A Community Approach Towards Healing After Hurricane Irma.

sfpofillin05102017PHILIPSBURG:--- Community connectedness, collaboration and the creation of safe spaces are some additional elements needed to bounce back collectively from the psychological, material, environmental and financial wounds caused by Hurricane Irma which descended on the island on September 6, 2017, according to The St. Maarten Foundation For Psychologists & “Orthopedagogen” (SFPO).
SFPO officials said on Thursday, October 5, 2017, that the pain and stress experienced as a result of the hurricane is being experienced both on the individual and community level. Healing and rebuilding therefore can be brought about via the provision of psychological support to the individual, as mentioned by colleagues of the Association of Psychologists and Allied Professionals (APAP SXM) but also through the coming together of people within districts in practical ways. For example, two days after the passing of the storm, young men of a particular district were observed drawing water from the district well and filling the buckets of women, children and the elderly. This simple act led to the ‘recreation’ of the old society during which individuals were intertwined with the whole community, whereby one person’s pain was felt by the entire community, and whereby community solutions were sought to assist the individual member.

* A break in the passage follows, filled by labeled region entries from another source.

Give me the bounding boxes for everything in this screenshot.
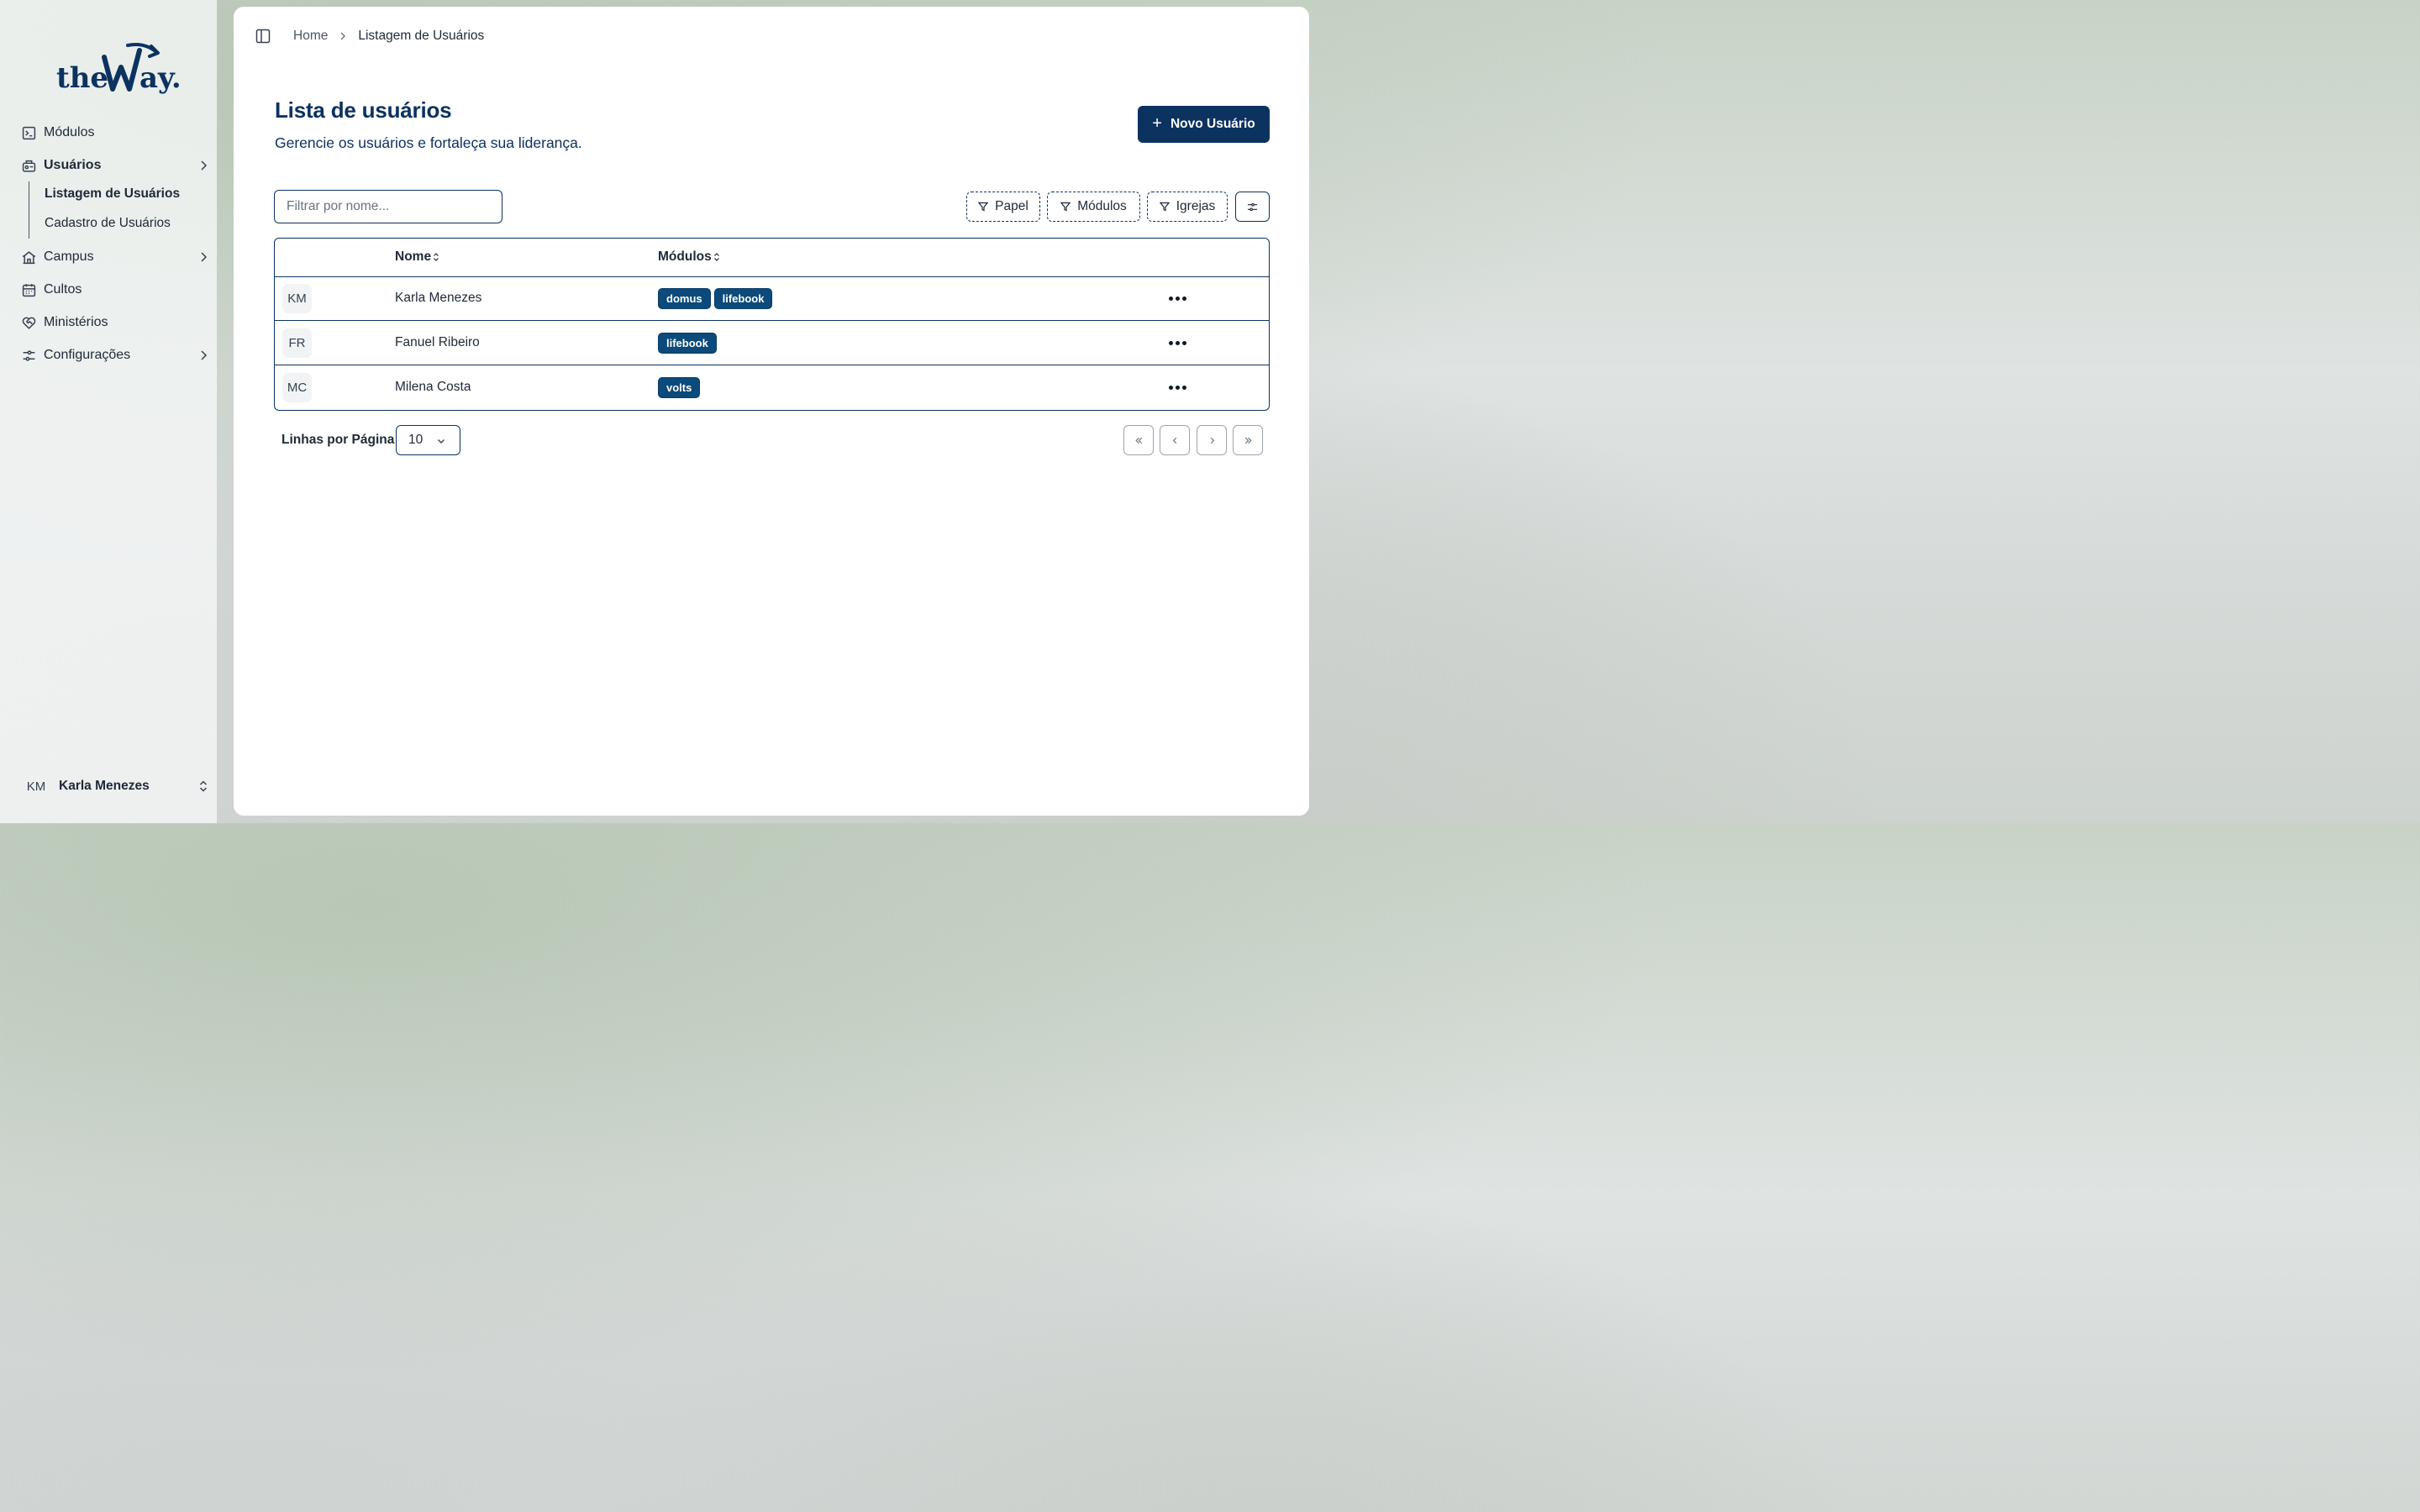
- filter-modulos-button[interactable]: Módulos: [1047, 192, 1140, 222]
- sidebar-item-label: Usuários: [44, 158, 102, 172]
- svg-text:ay.: ay.: [139, 61, 182, 95]
- campus-icon: [20, 249, 37, 265]
- avatar: FR: [282, 328, 312, 358]
- sidebar-toggle-icon[interactable]: [255, 29, 271, 44]
- filter-label: Papel: [995, 199, 1028, 213]
- table-row[interactable]: MC Milena Costa volts: [275, 365, 1269, 410]
- sidebar-item-configuracoes[interactable]: Configurações: [20, 342, 213, 369]
- next-page-button[interactable]: [1197, 425, 1227, 455]
- modules-icon: [20, 124, 37, 141]
- sort-icon: [434, 253, 439, 261]
- sidebar-item-modulos[interactable]: Módulos: [20, 119, 213, 146]
- page-subtitle: Gerencie os usuários e fortaleça sua lid…: [275, 134, 582, 151]
- sidebar-item-label: Cultos: [44, 282, 82, 297]
- user-name: Karla Menezes: [59, 779, 150, 793]
- search-input[interactable]: [274, 190, 502, 223]
- chevrons-right-icon: [1244, 437, 1252, 444]
- avatar: KM: [26, 779, 46, 794]
- breadcrumb: Home Listagem de Usuários: [293, 29, 484, 44]
- svg-text:the: the: [56, 61, 108, 95]
- chevron-right-icon: [1210, 437, 1214, 444]
- breadcrumb-current: Listagem de Usuários: [358, 29, 485, 43]
- modules-cell: volts: [658, 377, 701, 398]
- filter-label: Igrejas: [1176, 199, 1216, 213]
- sliders-icon: [1247, 202, 1258, 211]
- filter-icon: [1060, 202, 1071, 212]
- chevron-right-icon: [201, 252, 208, 262]
- chevrons-left-icon: [1134, 437, 1142, 444]
- calendar-icon: [20, 281, 37, 298]
- column-label: Módulos: [658, 249, 712, 264]
- users-table: Nome Módulos KM Karla Menezes domus life…: [274, 238, 1270, 411]
- modules-cell: domus lifebook: [658, 288, 773, 309]
- sidebar-item-campus[interactable]: Campus: [20, 244, 213, 270]
- chevron-right-icon: [201, 350, 208, 360]
- sidebar-item-label: Módulos: [44, 125, 95, 139]
- user-menu[interactable]: KM Karla Menezes: [20, 771, 213, 801]
- theway-logo[interactable]: the ay.: [52, 39, 187, 97]
- filter-papel-button[interactable]: Papel: [966, 192, 1040, 222]
- page-title: Lista de usuários: [275, 97, 452, 123]
- main-panel: Home Listagem de Usuários Lista de usuár…: [234, 7, 1309, 816]
- sidebar-subitem-cadastro[interactable]: Cadastro de Usuários: [45, 216, 171, 231]
- sort-icon: [713, 253, 719, 261]
- avatar: MC: [282, 373, 312, 402]
- sidebar: the ay. Módulos Usuários Listagem de Usu…: [0, 0, 217, 823]
- view-options-button[interactable]: [1235, 192, 1270, 222]
- sidebar-item-label: Ministérios: [44, 315, 108, 329]
- chevron-left-icon: [1172, 437, 1176, 444]
- avatar: KM: [282, 284, 312, 313]
- previous-page-button[interactable]: [1160, 425, 1190, 455]
- user-name-cell: Milena Costa: [395, 380, 471, 394]
- column-header-nome[interactable]: Nome: [395, 249, 439, 265]
- first-page-button[interactable]: [1123, 425, 1154, 455]
- sidebar-item-cultos[interactable]: Cultos: [20, 276, 213, 303]
- more-actions-icon[interactable]: [1167, 290, 1187, 307]
- filter-label: Módulos: [1077, 199, 1127, 213]
- modules-cell: lifebook: [658, 333, 717, 354]
- rows-per-page-select[interactable]: 10: [396, 425, 460, 455]
- sidebar-subitem-listagem[interactable]: Listagem de Usuários: [45, 186, 180, 202]
- user-name-cell: Karla Menezes: [395, 291, 482, 305]
- breadcrumb-home[interactable]: Home: [293, 29, 328, 44]
- column-label: Nome: [395, 249, 432, 264]
- table-row[interactable]: KM Karla Menezes domus lifebook: [275, 276, 1269, 321]
- table-row[interactable]: FR Fanuel Ribeiro lifebook: [275, 321, 1269, 365]
- filter-igrejas-button[interactable]: Igrejas: [1147, 192, 1228, 222]
- plus-icon: +: [1152, 113, 1162, 133]
- heart-handshake-icon: [20, 314, 37, 331]
- sidebar-item-label: Configurações: [44, 348, 131, 362]
- chevrons-up-down-icon: [199, 780, 208, 792]
- chevron-right-icon: [201, 160, 208, 171]
- settings-sliders-icon: [20, 347, 37, 364]
- table-header: Nome Módulos: [275, 239, 1269, 277]
- filter-icon: [978, 202, 989, 212]
- sidebar-item-usuarios[interactable]: Usuários: [20, 152, 213, 179]
- sidebar-item-ministerios[interactable]: Ministérios: [20, 309, 213, 336]
- new-user-label: Novo Usuário: [1170, 117, 1255, 131]
- filter-icon: [1159, 202, 1170, 212]
- module-badge: lifebook: [713, 288, 773, 309]
- module-badge: domus: [658, 288, 711, 309]
- column-header-modulos[interactable]: Módulos: [658, 249, 720, 265]
- user-name-cell: Fanuel Ribeiro: [395, 335, 480, 349]
- last-page-button[interactable]: [1233, 425, 1263, 455]
- chevron-right-icon: [340, 32, 346, 40]
- sidebar-item-label: Campus: [44, 249, 94, 264]
- module-badge: lifebook: [658, 333, 717, 354]
- users-icon: [20, 157, 37, 174]
- more-actions-icon[interactable]: [1167, 379, 1187, 396]
- chevron-down-icon: [438, 439, 445, 444]
- more-actions-icon[interactable]: [1167, 334, 1187, 351]
- module-badge: volts: [658, 377, 701, 398]
- rows-per-page-value: 10: [408, 433, 424, 447]
- new-user-button[interactable]: + Novo Usuário: [1138, 106, 1270, 143]
- rows-per-page-label: Linhas por Página: [281, 433, 395, 447]
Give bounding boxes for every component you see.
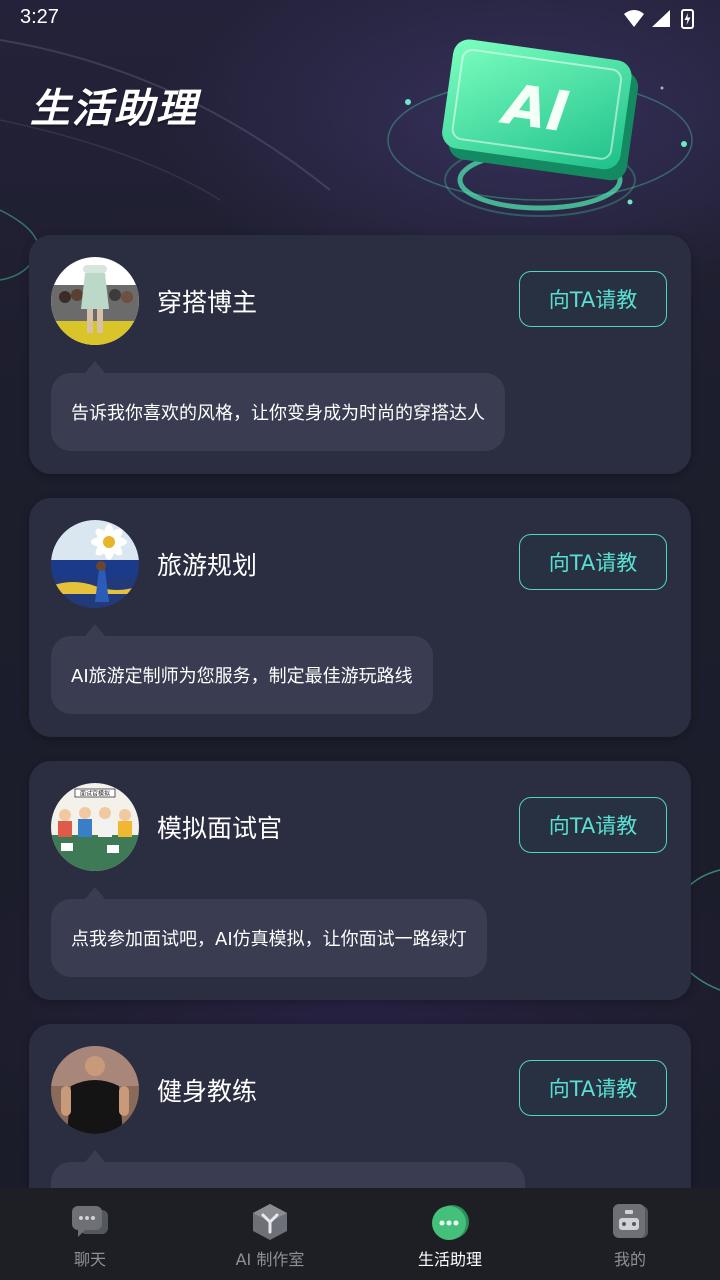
- description-bubble: 告诉我你喜欢的风格，让你变身成为时尚的穿搭达人: [51, 361, 505, 451]
- chat-bubble-icon: [72, 1206, 108, 1237]
- nav-label: AI 制作室: [235, 1250, 305, 1269]
- bubble-tail: [85, 887, 105, 899]
- bottom-navigation: 聊天 AI 制作室 生活助理 我的: [0, 1188, 720, 1280]
- description-text: 点我参加面试吧，AI仿真模拟，让你面试一路绿灯: [71, 929, 467, 950]
- robot-face-icon: [613, 1204, 648, 1238]
- bubble-tail: [85, 361, 105, 373]
- bubble-tail: [85, 1150, 105, 1162]
- ask-button[interactable]: 向TA请教: [519, 534, 667, 590]
- assistant-card-interview[interactable]: 面试官模拟 模拟面试官 向TA请教 点我参加面试吧，AI仿真模拟，让你面试一路绿…: [29, 761, 691, 1000]
- assistant-card-travel[interactable]: 旅游规划 向TA请教 AI旅游定制师为您服务，制定最佳游玩路线: [29, 498, 691, 737]
- assistant-bubble-icon: [432, 1205, 469, 1240]
- avatar: [51, 1046, 139, 1134]
- nav-tab-life-assistant[interactable]: 生活助理: [360, 1188, 540, 1280]
- nav-label: 聊天: [73, 1250, 106, 1269]
- description-bubble: AI旅游定制师为您服务，制定最佳游玩路线: [51, 624, 433, 714]
- cube-icon: [253, 1204, 287, 1240]
- avatar: [51, 520, 139, 608]
- assistant-name: 模拟面试官: [157, 814, 283, 843]
- assistant-list: 穿搭博主 向TA请教 告诉我你喜欢的风格，让你变身成为时尚的穿搭达人 旅游规划 …: [0, 0, 720, 1280]
- ask-button[interactable]: 向TA请教: [519, 797, 667, 853]
- bubble-tail: [85, 624, 105, 636]
- description-text: 告诉我你喜欢的风格，让你变身成为时尚的穿搭达人: [71, 403, 485, 424]
- ask-button[interactable]: 向TA请教: [519, 1060, 667, 1116]
- nav-tab-ai-studio[interactable]: AI 制作室: [180, 1188, 360, 1280]
- description-bubble: 点我参加面试吧，AI仿真模拟，让你面试一路绿灯: [51, 887, 487, 977]
- interview-banner-text: 面试官模拟: [80, 790, 110, 798]
- avatar: 面试官模拟: [51, 783, 139, 871]
- assistant-name: 旅游规划: [157, 551, 258, 580]
- nav-tab-chat[interactable]: 聊天: [0, 1188, 180, 1280]
- description-text: AI旅游定制师为您服务，制定最佳游玩路线: [71, 666, 413, 687]
- nav-label: 生活助理: [417, 1250, 482, 1269]
- assistant-name: 健身教练: [157, 1077, 258, 1106]
- avatar: [51, 257, 139, 345]
- nav-label: 我的: [613, 1250, 646, 1269]
- ask-button[interactable]: 向TA请教: [519, 271, 667, 327]
- assistant-card-fashion[interactable]: 穿搭博主 向TA请教 告诉我你喜欢的风格，让你变身成为时尚的穿搭达人: [29, 235, 691, 474]
- nav-tab-profile[interactable]: 我的: [540, 1188, 720, 1280]
- assistant-name: 穿搭博主: [157, 288, 258, 317]
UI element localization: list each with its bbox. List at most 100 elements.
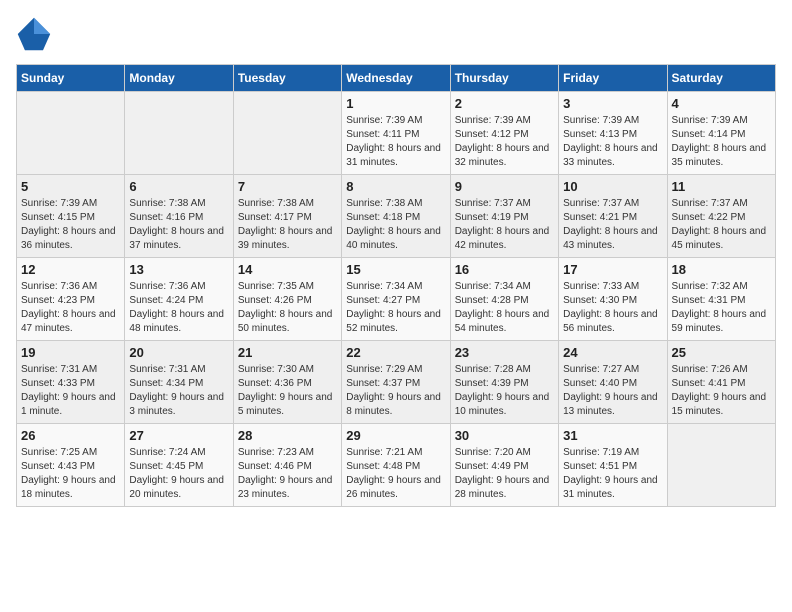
day-cell: 11 Sunrise: 7:37 AM Sunset: 4:22 PM Dayli…	[667, 175, 775, 258]
day-cell: 12Sunrise: 7:36 AM Sunset: 4:23 PM Dayli…	[17, 258, 125, 341]
day-info: Sunrise: 7:39 AM Sunset: 4:13 PM Dayligh…	[563, 114, 662, 170]
day-number: 2	[455, 96, 554, 111]
day-number: 4	[672, 96, 771, 111]
day-info: Sunrise: 7:39 AM Sunset: 4:12 PM Dayligh…	[455, 114, 554, 170]
logo-icon	[16, 16, 52, 52]
week-row-2: 5 Sunrise: 7:39 AM Sunset: 4:15 PM Daylig…	[17, 175, 776, 258]
day-number: 21	[238, 345, 337, 360]
day-cell: 19Sunrise: 7:31 AM Sunset: 4:33 PM Dayli…	[17, 341, 125, 424]
day-cell: 7Sunrise: 7:38 AM Sunset: 4:17 PM Daylig…	[233, 175, 341, 258]
day-info: Sunrise: 7:37 AM Sunset: 4:21 PM Dayligh…	[563, 197, 662, 253]
day-info: Sunrise: 7:31 AM Sunset: 4:33 PM Dayligh…	[21, 363, 120, 419]
day-info: Sunrise: 7:34 AM Sunset: 4:27 PM Dayligh…	[346, 280, 445, 336]
day-info: Sunrise: 7:38 AM Sunset: 4:18 PM Dayligh…	[346, 197, 445, 253]
day-number: 27	[129, 428, 228, 443]
day-info: Sunrise: 7:36 AM Sunset: 4:24 PM Dayligh…	[129, 280, 228, 336]
day-info: Sunrise: 7:25 AM Sunset: 4:43 PM Dayligh…	[21, 446, 120, 502]
day-number: 31	[563, 428, 662, 443]
day-cell: 24 Sunrise: 7:27 AM Sunset: 4:40 PM Dayli…	[559, 341, 667, 424]
day-info: Sunrise: 7:29 AM Sunset: 4:37 PM Dayligh…	[346, 363, 445, 419]
week-row-3: 12Sunrise: 7:36 AM Sunset: 4:23 PM Dayli…	[17, 258, 776, 341]
day-cell: 20 Sunrise: 7:31 AM Sunset: 4:34 PM Dayli…	[125, 341, 233, 424]
day-number: 11	[672, 179, 771, 194]
day-cell: 17 Sunrise: 7:33 AM Sunset: 4:30 PM Dayli…	[559, 258, 667, 341]
day-number: 20	[129, 345, 228, 360]
day-cell	[17, 92, 125, 175]
day-cell: 14 Sunrise: 7:35 AM Sunset: 4:26 PM Dayli…	[233, 258, 341, 341]
day-info: Sunrise: 7:28 AM Sunset: 4:39 PM Dayligh…	[455, 363, 554, 419]
day-info: Sunrise: 7:21 AM Sunset: 4:48 PM Dayligh…	[346, 446, 445, 502]
day-cell: 8 Sunrise: 7:38 AM Sunset: 4:18 PM Daylig…	[342, 175, 450, 258]
day-number: 7	[238, 179, 337, 194]
day-info: Sunrise: 7:20 AM Sunset: 4:49 PM Dayligh…	[455, 446, 554, 502]
day-info: Sunrise: 7:24 AM Sunset: 4:45 PM Dayligh…	[129, 446, 228, 502]
day-number: 24	[563, 345, 662, 360]
day-number: 1	[346, 96, 445, 111]
weekday-header-saturday: Saturday	[667, 65, 775, 92]
day-cell: 27 Sunrise: 7:24 AM Sunset: 4:45 PM Dayli…	[125, 424, 233, 507]
day-number: 8	[346, 179, 445, 194]
day-info: Sunrise: 7:31 AM Sunset: 4:34 PM Dayligh…	[129, 363, 228, 419]
week-row-1: 1Sunrise: 7:39 AM Sunset: 4:11 PM Daylig…	[17, 92, 776, 175]
day-cell: 16 Sunrise: 7:34 AM Sunset: 4:28 PM Dayli…	[450, 258, 558, 341]
day-info: Sunrise: 7:39 AM Sunset: 4:14 PM Dayligh…	[672, 114, 771, 170]
day-number: 10	[563, 179, 662, 194]
day-info: Sunrise: 7:38 AM Sunset: 4:16 PM Dayligh…	[129, 197, 228, 253]
day-cell: 1Sunrise: 7:39 AM Sunset: 4:11 PM Daylig…	[342, 92, 450, 175]
day-info: Sunrise: 7:35 AM Sunset: 4:26 PM Dayligh…	[238, 280, 337, 336]
day-number: 13	[129, 262, 228, 277]
day-info: Sunrise: 7:34 AM Sunset: 4:28 PM Dayligh…	[455, 280, 554, 336]
day-number: 12	[21, 262, 120, 277]
day-info: Sunrise: 7:39 AM Sunset: 4:15 PM Dayligh…	[21, 197, 120, 253]
weekday-header-thursday: Thursday	[450, 65, 558, 92]
day-info: Sunrise: 7:37 AM Sunset: 4:22 PM Dayligh…	[672, 197, 771, 253]
day-cell: 22 Sunrise: 7:29 AM Sunset: 4:37 PM Dayli…	[342, 341, 450, 424]
day-number: 6	[129, 179, 228, 194]
day-number: 28	[238, 428, 337, 443]
day-info: Sunrise: 7:26 AM Sunset: 4:41 PM Dayligh…	[672, 363, 771, 419]
day-cell: 30 Sunrise: 7:20 AM Sunset: 4:49 PM Dayli…	[450, 424, 558, 507]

SFPO officials believe that the process of collective healing and rebuilding can be facilitated and supported within existing safe spaces such as the (extended) family, the district and the church community. This process of healing and rebuilding has already started within various districts whereby neighbors have come together to organize cleanups and also the provision of necessary supplies to fellow neighbors through the conducting of home visits.
Creating a caring and safe environment within the family and even within the churches, whereby children and adults can, for example, tell their stories if they so desire, can be viewed as a form of collective healing, SFPO said. “People need to make sense of the disruptive event. At the same time, through storytelling, the focus should not only be on experienced emotions, but also on instances of resistance (how we hid during the storm), heroism (how we saved the neighbor) and compassion (how our neighbor offered us shelter).
SFPO officials concluded by saying that “the passing of the storm could be seen as a reminder that the building of strong, supportive and caring communities help to create self- worth and self- fulfillment, lessons taught to us by the elders”. However, the longer we manage to hold on to this sharing and caring community, which was recreated as a result of disaster, the better it would be for the collective healing and rebuilding of this great nation.